9163• A ce point du conflit qui mobilise toute notre attention, nous éprouvons le besoin de faire un tour d’horizon extrêmement large, nous concentrant sur les points qui nous paraissent importants. • Nous seulement, il s’agit de juger de la situation d’un point de vue métahistorique, – rien que cela ! – mais aussi du point de vue du missionnaire de la communication, producteur encore plus d’analyse et d’intuition que d’informations. • C’est dire si, au travers de considérations opérationnelles et événementielles, nous ferons en sorte de suggérer, d’induire, les éléments de notre méthode de travail : même pour un missionnaire, il y a une façon de travailler qui répond à l’ordre, à la sélection, à l’harmonie de la perception, et qui nécessite par contre, dans le flot déchaîné de la communication, l’usage intensif de l’inconnaissance. • • Avec un peu d'intuition, nous devrions avoir conscience de vivre une sorte d’événement gigantesque, quasiment suprahumain, peut-être bien d’une importance comparable à celle de la naissance de Jésus-Christ ou de la chute de Rome, – rien que cela ! (bis).
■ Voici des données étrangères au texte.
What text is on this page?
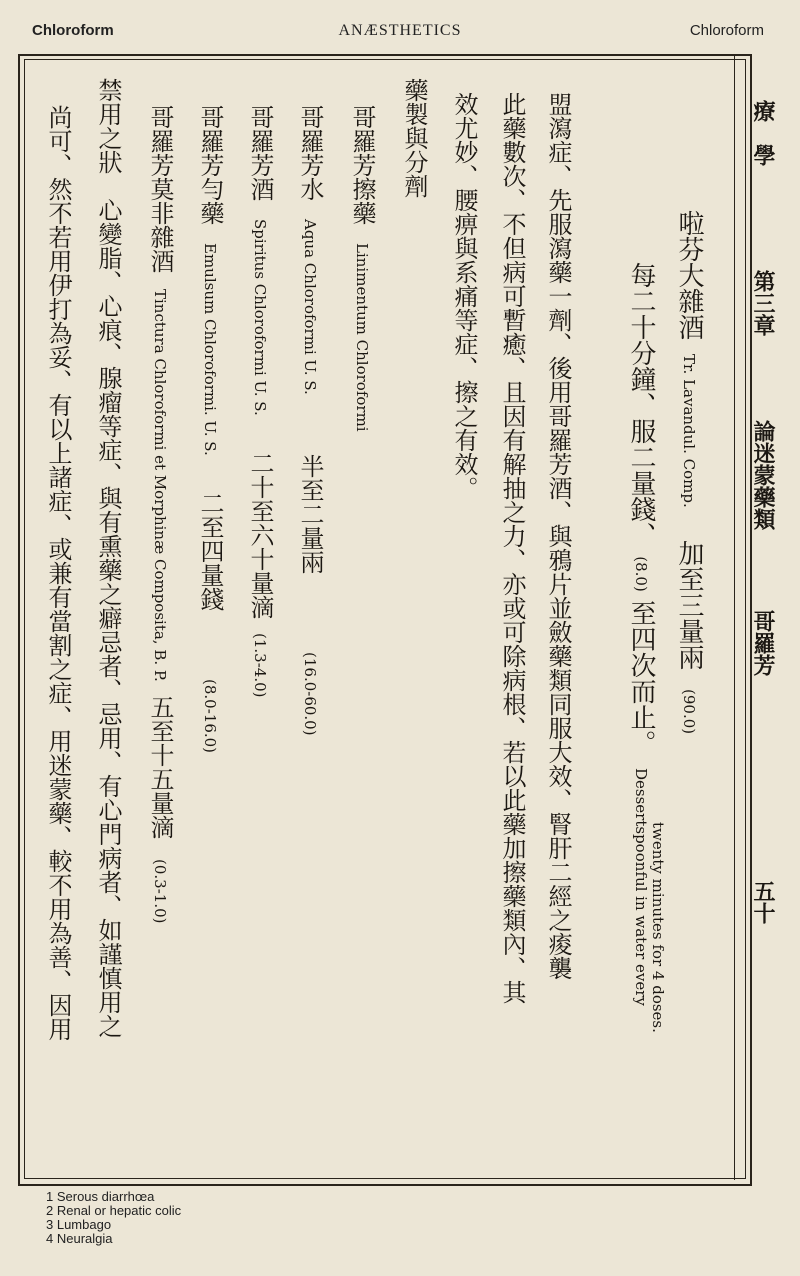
Chloroform	ANÆSTHETICS	Chloroform
療　學
第三章
論迷蒙藥類
哥羅芳
五十
啦芬大雜酒 Tr. Lavandul. Comp. 加至三量兩 (90.0)
每二十分鐘、服二量錢、 (8.0) 至四次而止。 Dessertspoonful in water every twenty minutes for 4 doses.
盟瀉症、先服瀉藥一劑、後用哥羅芳酒、與鴉片並斂藥類同服大效、腎肝二經之痠襲
此藥數次、不但病可暫癒、且因有解抽之力、亦或可除病根、若以此藥加擦藥類內、其
效尤妙、腰痹與系痛等症、擦之有效。
藥製與分劑
哥羅芳擦藥 Linimentum Chloroformi
哥羅芳水 Aqua Chloroformi U. S. 半至二量兩 (16.0-60.0)
哥羅芳酒 Spiritus Chloroformi U. S. 二十至六十量滴 (1.3-4.0)
哥羅芳勻藥 Emulsum Chloroformi. U. S. 二至四量錢 (8.0-16.0)
哥羅芳莫非雜酒 Tinctura Chloroformi et Morphinæ Composita, B. P. 五至十五量滴 (0.3-1.0)
禁用之狀　心變脂、心痕、腺瘤等症、與有熏藥之癖忌者、忌用、有心門病者、如謹慎用之
尚可、然不若用伊打為妥、有以上諸症、或兼有當割之症、用迷蒙藥、較不用為善、因用
1 Serous diarrhœa
2 Renal or hepatic colic
3 Lumbago
4 Neuralgia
27 février 2022 (18H35) – D’abord, nous devons nous pénétrer toujours plus de l’exceptionnalité de cette période, ce qui fait à la fois son désordre, son hypersophistication dans la manufacture des simulacres, son caractère de postvérité qui rend si difficile de distinguer une vérité-de-situation (car nous pensons intuitivement que la référence de la postvérité nous trompe en affirmant in fine que la vérité n’existe “plus”, et qu’elle nous pousse ainsi à envisager cette vérité qui est que la Vérité existe toujours) ; c’est-à-dire, tout cela de la période enfanté par la fantastique, la cosmique puissance du système de la communication. PhG avait fixé cela à l’entame de son essai ‘Des tours de Manhattan au jardin de l’Élysée’, dans ‘Les Chroniques de l’ébranlement’, citation déjà maintes fois faites, une fois de plus et cette fois absolument pertinente devant “l’événement en train de s’accomplir” qui prend tellement son temps :
« D'abord, il y a ceci : en même temps que nous subissions cet événement d'une force et d'une ampleur extrêmes, nous observions cet événement en train de s'accomplir et, plus encore, nous nous observions les uns les autres en train d'observer cet événement. L'histoire se fait, soudain dans un déroulement explosif et brutal, nous la regardons se faire et nous nous regardons en train de la regarder se faire. On sait également que ceux qui ont décidé et réalisé cette attaque l'ont fait parce qu'ils savaient qu'existe cet énorme phénomène d'observation des choses en train de se faire, et de nous-mêmes en train d'observer. Le monde est comme une addition de poupées russes, une duplication de la réalité en plusieurs réalités emboîtées les unes sur les autres. » (‘Chroniques de l’ébranlement’, PhG, éditions Mols, 2003)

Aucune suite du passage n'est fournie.